Tuesday, May 8, 2012

If you can understand this, thank a DNA replication error.



Our DNA replication machinery is remarkably accurate and efficient, but errors do occasionally occur. For example, the same gene may be replicated more than once, resulting in multiple copies of that gene. According to Evan Eichler and his colleagues from the University of Washington and other institutions, one such duplication event may have been responsible for the differences between our brains and those of the great apes.

The original gene, SRGAP2, encodes a protein that is critical for neuronal development in mammalian embryos. Around the time Australopithecus was evolving into Homo, we ended up with a couple of extra copies of this gene. Chimps and orangutans each have only one version of the gene, but we have four.

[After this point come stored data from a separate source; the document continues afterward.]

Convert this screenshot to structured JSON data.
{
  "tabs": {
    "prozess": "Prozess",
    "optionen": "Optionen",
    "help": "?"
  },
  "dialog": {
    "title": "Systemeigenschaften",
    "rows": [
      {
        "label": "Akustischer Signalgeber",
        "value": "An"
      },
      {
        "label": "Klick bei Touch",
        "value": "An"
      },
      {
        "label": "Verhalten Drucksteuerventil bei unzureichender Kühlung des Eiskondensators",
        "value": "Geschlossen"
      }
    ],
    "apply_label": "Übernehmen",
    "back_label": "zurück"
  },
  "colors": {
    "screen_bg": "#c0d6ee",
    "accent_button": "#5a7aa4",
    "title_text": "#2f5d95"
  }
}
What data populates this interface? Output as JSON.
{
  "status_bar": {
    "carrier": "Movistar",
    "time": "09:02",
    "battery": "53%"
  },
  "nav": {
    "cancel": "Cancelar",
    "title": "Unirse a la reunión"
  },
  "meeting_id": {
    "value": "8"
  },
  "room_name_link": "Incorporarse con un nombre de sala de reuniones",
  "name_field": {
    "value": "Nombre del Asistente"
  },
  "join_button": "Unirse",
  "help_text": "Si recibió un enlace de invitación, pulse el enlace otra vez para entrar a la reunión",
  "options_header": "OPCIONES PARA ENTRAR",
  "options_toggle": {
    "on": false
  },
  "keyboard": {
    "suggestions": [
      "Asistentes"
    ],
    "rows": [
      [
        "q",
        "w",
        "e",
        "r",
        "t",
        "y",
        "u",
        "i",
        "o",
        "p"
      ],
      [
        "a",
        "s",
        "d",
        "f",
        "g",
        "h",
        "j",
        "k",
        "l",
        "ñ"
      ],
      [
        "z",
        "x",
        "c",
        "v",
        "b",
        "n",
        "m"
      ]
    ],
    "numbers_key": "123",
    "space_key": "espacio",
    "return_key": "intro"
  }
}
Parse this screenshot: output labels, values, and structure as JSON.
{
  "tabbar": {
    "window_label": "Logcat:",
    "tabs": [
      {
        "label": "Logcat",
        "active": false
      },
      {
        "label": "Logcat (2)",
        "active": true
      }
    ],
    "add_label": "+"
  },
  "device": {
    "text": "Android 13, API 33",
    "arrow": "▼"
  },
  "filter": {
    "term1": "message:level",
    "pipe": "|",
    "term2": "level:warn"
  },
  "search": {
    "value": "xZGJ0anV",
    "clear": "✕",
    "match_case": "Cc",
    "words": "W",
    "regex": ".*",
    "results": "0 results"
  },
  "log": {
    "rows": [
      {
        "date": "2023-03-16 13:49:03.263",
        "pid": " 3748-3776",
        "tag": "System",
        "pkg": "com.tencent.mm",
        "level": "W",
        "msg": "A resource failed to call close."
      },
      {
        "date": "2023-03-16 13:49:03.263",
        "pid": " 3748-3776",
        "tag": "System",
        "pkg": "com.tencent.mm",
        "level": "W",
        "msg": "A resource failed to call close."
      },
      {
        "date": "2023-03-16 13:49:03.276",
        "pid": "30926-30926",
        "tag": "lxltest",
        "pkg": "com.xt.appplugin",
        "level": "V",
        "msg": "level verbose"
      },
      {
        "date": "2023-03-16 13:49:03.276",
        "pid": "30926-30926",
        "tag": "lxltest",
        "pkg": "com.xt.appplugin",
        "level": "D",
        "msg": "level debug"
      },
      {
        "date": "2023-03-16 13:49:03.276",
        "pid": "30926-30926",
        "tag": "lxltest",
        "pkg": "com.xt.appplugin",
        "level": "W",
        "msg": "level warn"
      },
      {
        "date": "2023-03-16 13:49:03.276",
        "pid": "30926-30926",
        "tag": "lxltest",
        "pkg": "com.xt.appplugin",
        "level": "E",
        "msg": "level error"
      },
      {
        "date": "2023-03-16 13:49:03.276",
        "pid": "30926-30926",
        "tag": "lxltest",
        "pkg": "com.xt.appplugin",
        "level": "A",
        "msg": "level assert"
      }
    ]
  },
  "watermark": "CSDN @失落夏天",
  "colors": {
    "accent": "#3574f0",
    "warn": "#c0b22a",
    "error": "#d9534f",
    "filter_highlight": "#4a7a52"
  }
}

The first duplication (SRGAP2B) probably occurred about 3.4 million years ago (mya), the next (SRGAP2C, a copy of SRGAP2B), 2.4 mya, and the last (SRGAP2D, also a copy of SRGAP2B) only 1 mya.

Upon reading that humans have extra copies of a gene involved in neuron maturation, you might think that it’s the excess amounts of this protein product that lets us be so brainy. Not so. Franck Polleux of the Scripps Research Institute and his colleagues found that the second SRGAP2 duplication (SRGAP2C) encodes a protein that actually interferes with the original gene product. To operate properly, two SRGAP2 proteins must combine together. Because SRGAP2C encodes an incomplete copy, it can pair with the original SRGAP2, but the result is unusable. In other words, thanks to the duplication events, we have less functional SRGAP2 protein, not more. 

The consequence of this is that the developmental schedule of neurons is altered. With SRGAP2 blocked during embryogenesis, the period of time allowed for neuronal development is elongated. This allows for the formation of longer and more numerous neuronal spines, the parts of the neuron that make connections with other neurons. SRGAP2 also inhibits neural migration, the spreading of neurons throughout the brain. Without it, neurons can continue to migrate for longer. It’s not difficult to see how these changes would have had a huge impact on the evolution of hominin brains.


Think about this: not only were there errors in replicating SRGAP2 millions of years ago, but those errors resulted in a protein product that exactly interfered with the original product. We may very well owe our ability to reason to those serendipitous events. You gotta love evolution.